Philip Tordoff is able to talk whilst playing. I've even heard him talk about one piece whilst playing another. When teaching, he asks you quesions whilst you are playing, and expects you to answer. It's like when the dentist asks you what you do for a living whilst stuffing amalgam into a back tooth. At first I could barely manage a nod or shake of the head, but now I can manage short phrases, provided I carefully pick a suitable spot in the music to make my utterance.

 

I am sure somebody was telling me about Francis Jackson conducting a conversation with him whilst giving a recital at which my informant was his page turner.

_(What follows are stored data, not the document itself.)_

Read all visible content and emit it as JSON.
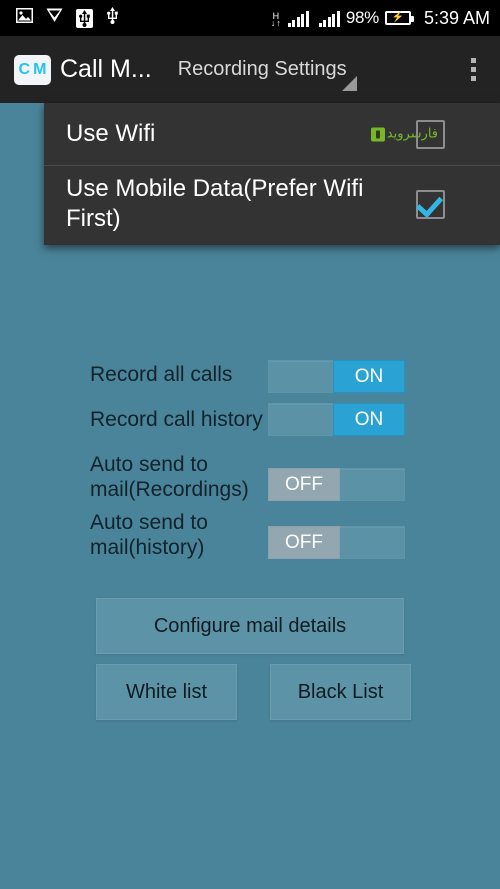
{
  "status_bar": {
    "icons": [
      "image-icon",
      "download-chevron-icon",
      "usb-connected-icon",
      "usb-icon"
    ],
    "network_type": "H",
    "battery_percent": "98%",
    "battery_state": "charging",
    "time": "5:39 AM",
    "signal_bars_1": [
      4,
      7,
      10,
      13,
      16
    ],
    "signal_bars_2": [
      4,
      7,
      10,
      13,
      16
    ]
  },
  "action_bar": {
    "logo_letters": [
      "C",
      "M"
    ],
    "app_title": "Call M...",
    "spinner_label": "Recording Settings",
    "overflow_label": "overflow-menu"
  },
  "dropdown": {
    "items": [
      {
        "label": "Use Wifi",
        "checked": false
      },
      {
        "label": "Use Mobile Data(Prefer Wifi First)",
        "checked": true
      }
    ],
    "watermark_text": "فارسروید"
  },
  "settings": {
    "rows": [
      {
        "label": "Record all calls",
        "state": "ON"
      },
      {
        "label": "Record call history",
        "state": "ON"
      },
      {
        "label": "Auto send to mail(Recordings)",
        "state": "OFF"
      },
      {
        "label": "Auto send to mail(history)",
        "state": "OFF"
      }
    ]
  },
  "buttons": {
    "configure_mail": "Configure mail details",
    "white_list": "White list",
    "black_list": "Black List"
  },
  "colors": {
    "background": "#4A849A",
    "action_bar": "#232323",
    "dropdown": "#333333",
    "toggle_on": "#2aa3d4",
    "toggle_off": "#92a7b0",
    "accent": "#24c4e8",
    "watermark_green": "#76b82a"
  }
}
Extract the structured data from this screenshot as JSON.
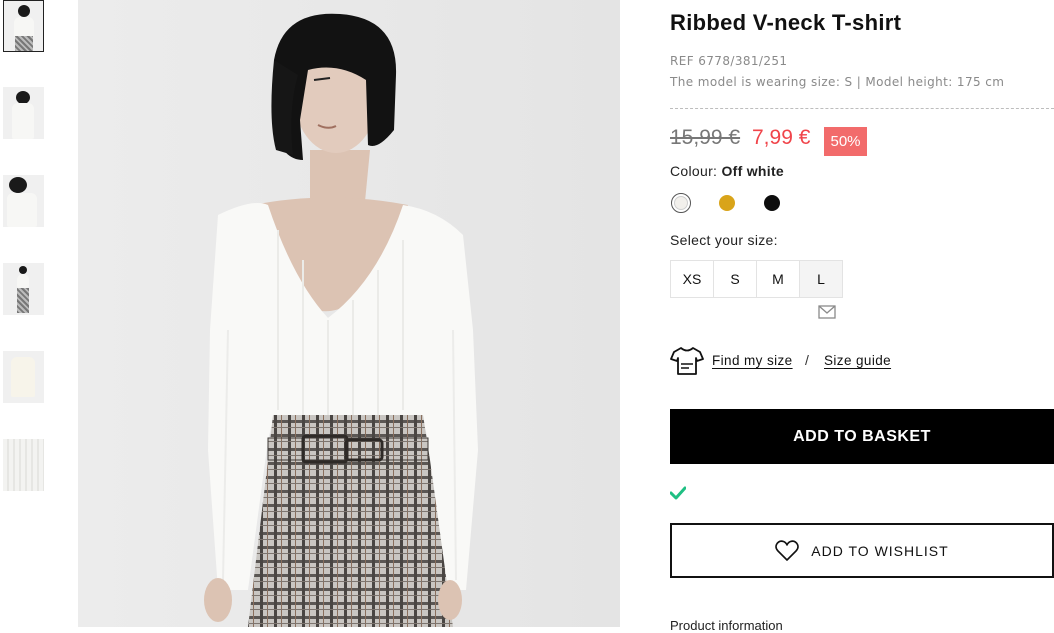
{
  "thumbnails": [
    {
      "name": "thumbnail-front-view",
      "active": true
    },
    {
      "name": "thumbnail-back-view",
      "active": false
    },
    {
      "name": "thumbnail-side-view",
      "active": false
    },
    {
      "name": "thumbnail-full-body",
      "active": false
    },
    {
      "name": "thumbnail-flat-garment",
      "active": false
    },
    {
      "name": "thumbnail-fabric-detail",
      "active": false
    }
  ],
  "product": {
    "title": "Ribbed V-neck T-shirt",
    "ref": "REF 6778/381/251",
    "model_info": "The model is wearing size: S | Model height: 175 cm",
    "old_price": "15,99 €",
    "new_price": "7,99 €",
    "discount": "50%"
  },
  "colour": {
    "label": "Colour:",
    "selected": "Off white",
    "swatches": [
      {
        "name": "off-white",
        "hex": "#f2f0ec",
        "selected": true
      },
      {
        "name": "mustard",
        "hex": "#d9a41a",
        "selected": false
      },
      {
        "name": "black",
        "hex": "#0d0d0d",
        "selected": false
      }
    ]
  },
  "size": {
    "label": "Select your size:",
    "options": [
      {
        "label": "XS",
        "available": true
      },
      {
        "label": "S",
        "available": true
      },
      {
        "label": "M",
        "available": true
      },
      {
        "label": "L",
        "available": false
      }
    ],
    "notify_icon": "envelope-icon"
  },
  "links": {
    "find_my_size": "Find my size",
    "separator": "/",
    "size_guide": "Size guide"
  },
  "actions": {
    "add_to_basket": "ADD TO BASKET",
    "add_to_wishlist": "ADD TO WISHLIST"
  },
  "status": {
    "check_icon": "check-icon"
  },
  "sections": {
    "product_information": "Product information"
  },
  "colors": {
    "sale_red": "#f0444a",
    "badge_red": "#f26b6b",
    "check_green": "#1fbf83",
    "button_black": "#000000"
  }
}
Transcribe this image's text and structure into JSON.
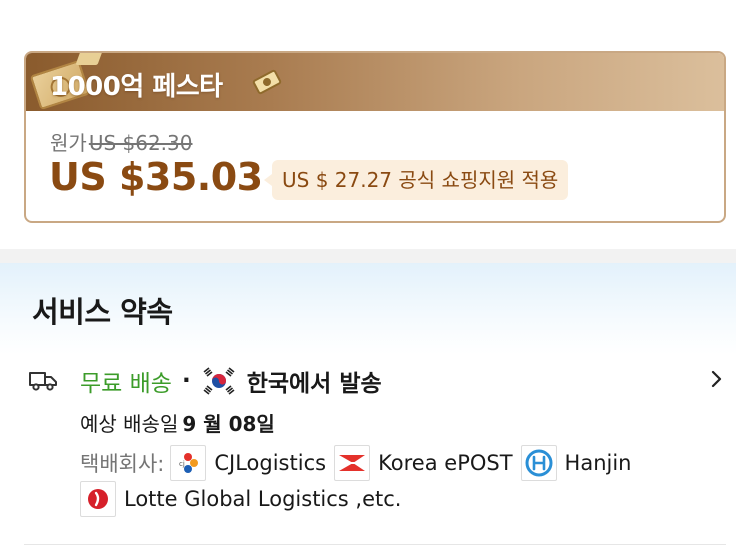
{
  "promo": {
    "title": "1000억 페스타",
    "original_label": "원가",
    "original_price": "US $62.30",
    "sale_price": "US $35.03",
    "subsidy_text": "US $ 27.27 공식 쇼핑지원 적용"
  },
  "service": {
    "section_title": "서비스 약속",
    "free_shipping": "무료 배송",
    "separator": "·",
    "origin": "한국에서 발송",
    "estimate_label": "예상 배송일",
    "estimate_date": "9 월 08일",
    "carrier_label": "택배회사:",
    "carriers": [
      {
        "name": "CJLogistics",
        "icon": "cj-logistics-logo-icon"
      },
      {
        "name": "Korea ePOST",
        "icon": "korea-epost-logo-icon"
      },
      {
        "name": "Hanjin",
        "icon": "hanjin-logo-icon"
      },
      {
        "name": "Lotte Global Logistics ,etc.",
        "icon": "lotte-logo-icon"
      }
    ]
  },
  "colors": {
    "price_brown": "#8a4a12",
    "free_shipping_green": "#3c9c2a",
    "promo_border": "#c9a884",
    "subsidy_bg": "#fbeedd"
  },
  "icons": [
    "money-decoration-icon",
    "banknote-icon",
    "truck-icon",
    "south-korea-flag-icon",
    "chevron-right-icon"
  ]
}
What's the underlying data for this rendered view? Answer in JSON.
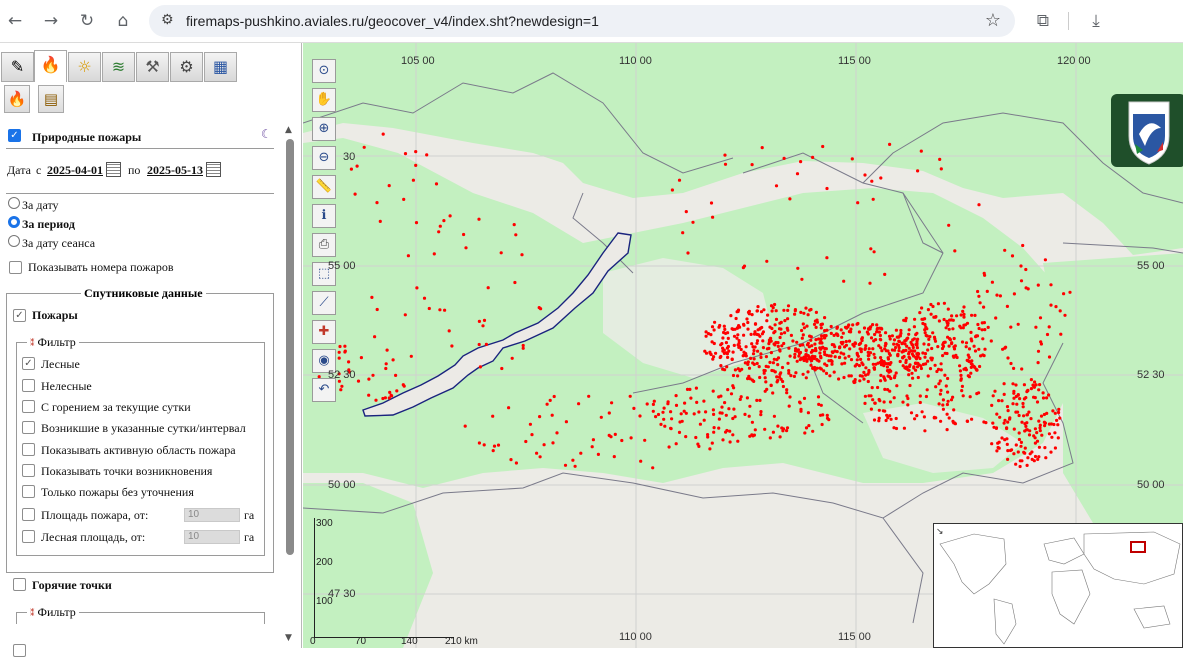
{
  "browser": {
    "url": "firemaps-pushkino.aviales.ru/geocover_v4/index.sht?newdesign=1"
  },
  "panel": {
    "title": "Природные пожары",
    "date_label": "Дата",
    "date_from_label": "с",
    "date_from": "2025-04-01",
    "date_to_label": "по",
    "date_to": "2025-05-13",
    "radio_by_date": "За дату",
    "radio_by_period": "За период",
    "radio_by_session": "За дату сеанса",
    "show_numbers": "Показывать номера пожаров",
    "satellite_legend": "Спутниковые данные",
    "fires_label": "Пожары",
    "filter_legend": "Фильтр",
    "filters": [
      {
        "label": "Лесные",
        "checked": true
      },
      {
        "label": "Нелесные",
        "checked": false
      },
      {
        "label": "С горением за текущие сутки",
        "checked": false
      },
      {
        "label": "Возникшие в указанные сутки/интервал",
        "checked": false
      },
      {
        "label": "Показывать активную область пожара",
        "checked": false
      },
      {
        "label": "Показывать точки возникновения",
        "checked": false
      },
      {
        "label": "Только пожары без уточнения",
        "checked": false
      }
    ],
    "area_label": "Площадь пожара, от:",
    "area_value": "10",
    "area_unit": "га",
    "forest_area_label": "Лесная площадь, от:",
    "forest_area_value": "10",
    "forest_area_unit": "га",
    "hotspots_label": "Горячие точки",
    "hotspots_filter": "Фильтр"
  },
  "map": {
    "lon_labels_top": [
      "105 00",
      "110 00",
      "115 00",
      "120 00"
    ],
    "lon_labels_bottom": [
      "110 00",
      "115 00"
    ],
    "lat_labels": [
      "55 00",
      "52 30",
      "50 00",
      "47 30"
    ],
    "lat_labels_right": [
      "55 00",
      "52 30",
      "50 00"
    ],
    "lat_partial": "30",
    "scale_y": [
      "300",
      "200",
      "100"
    ],
    "scale_x": [
      "0",
      "70",
      "140",
      "210 km"
    ],
    "colors": {
      "forest": "#c3f0c0",
      "land": "#ecebe6",
      "lake": "#eceae6",
      "fire": "#ff0000"
    }
  }
}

Me. At least in those pieces I know well.

 

 

================================

 

 

I can vouch for the factc that Philip Tordoff is able to talk and play at the same time. We've had many a conversation mid-Rheinberger Sonata; more often than not about old buses.

 

Carlo Curley can talk and play, while Virgil Fox could conduct, eyeball his audiences and talk to them when he played the Middelschulte "Perpetuem Mobile" or the "Jig Fugue."

 

I heard it said, that Noel Rawsthrone could do all this, and even drink a cup of tea at the same time.

 

Personally, I'm a trappist, but I can READ through the final voluntary while playing the final hymn, and continue to make mental note of the awkward moments to watch out for.

 

I once turned over pages when Eric Chadwick played at Bradford Cathedral. He was playing "Les Anges" from "La Nativite" and not only shrugged it off, but told me he knew it from memory and that it really wasn't a problem.

 

Not related to organ-playing, there is a famous story about the racing-driver Fangio, who was driving very fast in Tuscany. At a speed of 120mph, driving his personal Ferrari, a horse and cart emerged from a side-road. He braked, but could not stop in time. Instead, he yanked the handbrake on, slewed the car into a huge brodside and came to a halt about a foot away from the obstacle. It was then, that the reporter travelling with him, realised that Fangio was still talking about his boyhood in Argentina!!!!!!!

 

Interestingly, I could probably do the same as Fangio, but I cannot play music and talk at the same time.

 

There must be different ways that the bits of string are connected in different people.